Der Vatikan teilte nach dem 40 Minuten langen Gespräch Selenskyjs mit Papst Franziskus mit, darin sei es um die durch den Krieg bedingte "humanitäre und politische Situation der Ukraine" gegangen. Beide Seiten sähen übereinstimmend die Notwendigkeit humanitärer Bemühungen. Der Papst habe von der Notwendigkeit "humanitärer Gesten" gegenüber den unschuldigen Opfern des Konflikts gesprochen.

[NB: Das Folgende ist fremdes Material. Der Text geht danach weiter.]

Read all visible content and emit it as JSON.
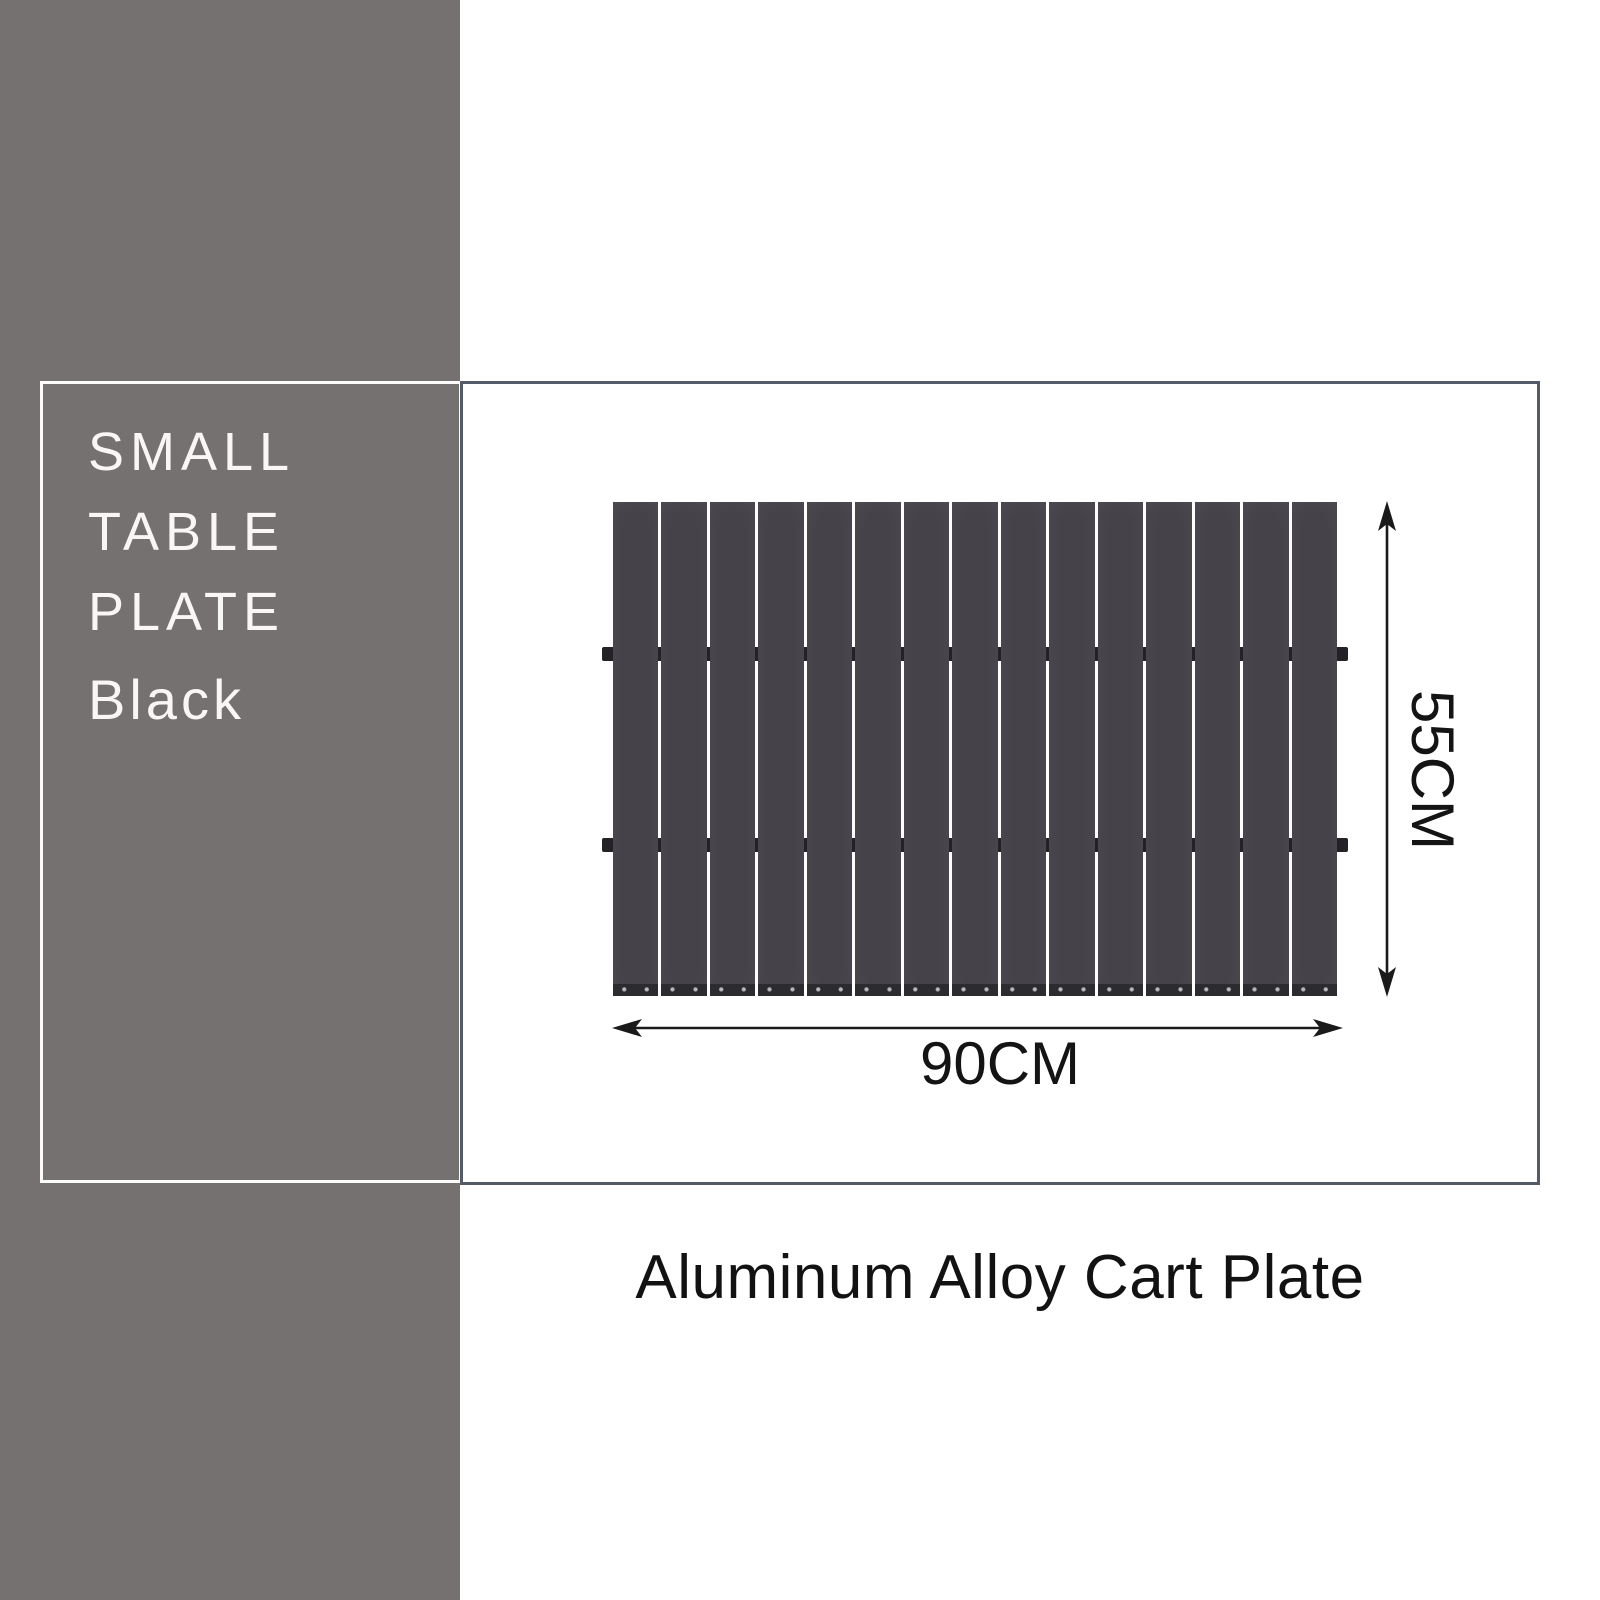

Deutliche Differenzen zwischen Kiew und dem Vatikan
Über die anschließende Unterredung des Präsidenten mit dem vatikanischen Außenminister Paul Gallagher teilte der Heilige Stuhl mit: "Während der herzlichen Gespräche wurde vor allem über den gegenwärtigen Krieg gesprochen und über die damit verbundenen Dringlichkeiten, insbesondere jene humanitärer Natur, und über die Notwendigkeit, die Bemühungen um den Frieden fortzusetzen."
Selenskyj machte anschließend in mehreren Äußerungen deutlich, dass aus seiner Sicht eine Vermittlerrolle des Vatikans, wie sie der Papst wiederholt ins Gespräch gebracht hat, nicht sinnvoll ist. Am Samstagabend sagte er im italienischen Fernsehen: „Es war für mich eine Ehre, Seine Heiligkeit zu treffen, aber er kennt meine Position.
Der Krieg ist in der Ukraine und der Friedensplan muss ukrainisch sein. Wir sind sehr interessiert daran, den Vatikan für unsere Friedensformel zu gewinnen.“
Weiter sagte Selenskyj: «Bei allem Respekt für Seine Heiligkeit, wir brauchen keine Vermittler. Wir brauchen einen gerechten Frieden. Wir laden den Papst ebenso wie alle anderen Führer ein, für einen gerechten Frieden einzutreten, aber vorher müssen wir alles Übrige erledigen.“ Mit Blick auf einen möglichen Verhandlungsfrieden sagte Selenskyj: «Mit Putin kann man nicht verhandeln, kein Staat der Welt kann das machen.“
In einer Videobotschaft an die Ukrainer betonte Selenskyj später:
«Ich glaube, dass der Wille und die Aufrichtigkeit Seiner Heiligkeit die Umsetzung unserer Friedensformel näher bringen kann, einen gerechten und ehrlichen Frieden näher bringen kann.“ Auf Twitter kritisierte der ukrainische Präsident die bisherige Neutralität des Vatikans gegenüber den Kriegsparteien. Bei der Begegnung habe er Franziskus gebeten, «die russischen Verbrechen in der Ukraine zu verurteilen“. Selenskyj weiter: «Denn man kann Opfer und Aggressor nicht gleichsetzen“.
Der Papst vermied bisher stets, den russischen Präsidenten Wladimir Putin als Schuldigen an dem Krieg zu benennen und erwähnte in Ansprachen neben den ukrainischen Opfern wiederholt auch die am Krieg leidenden Menschen in Russland.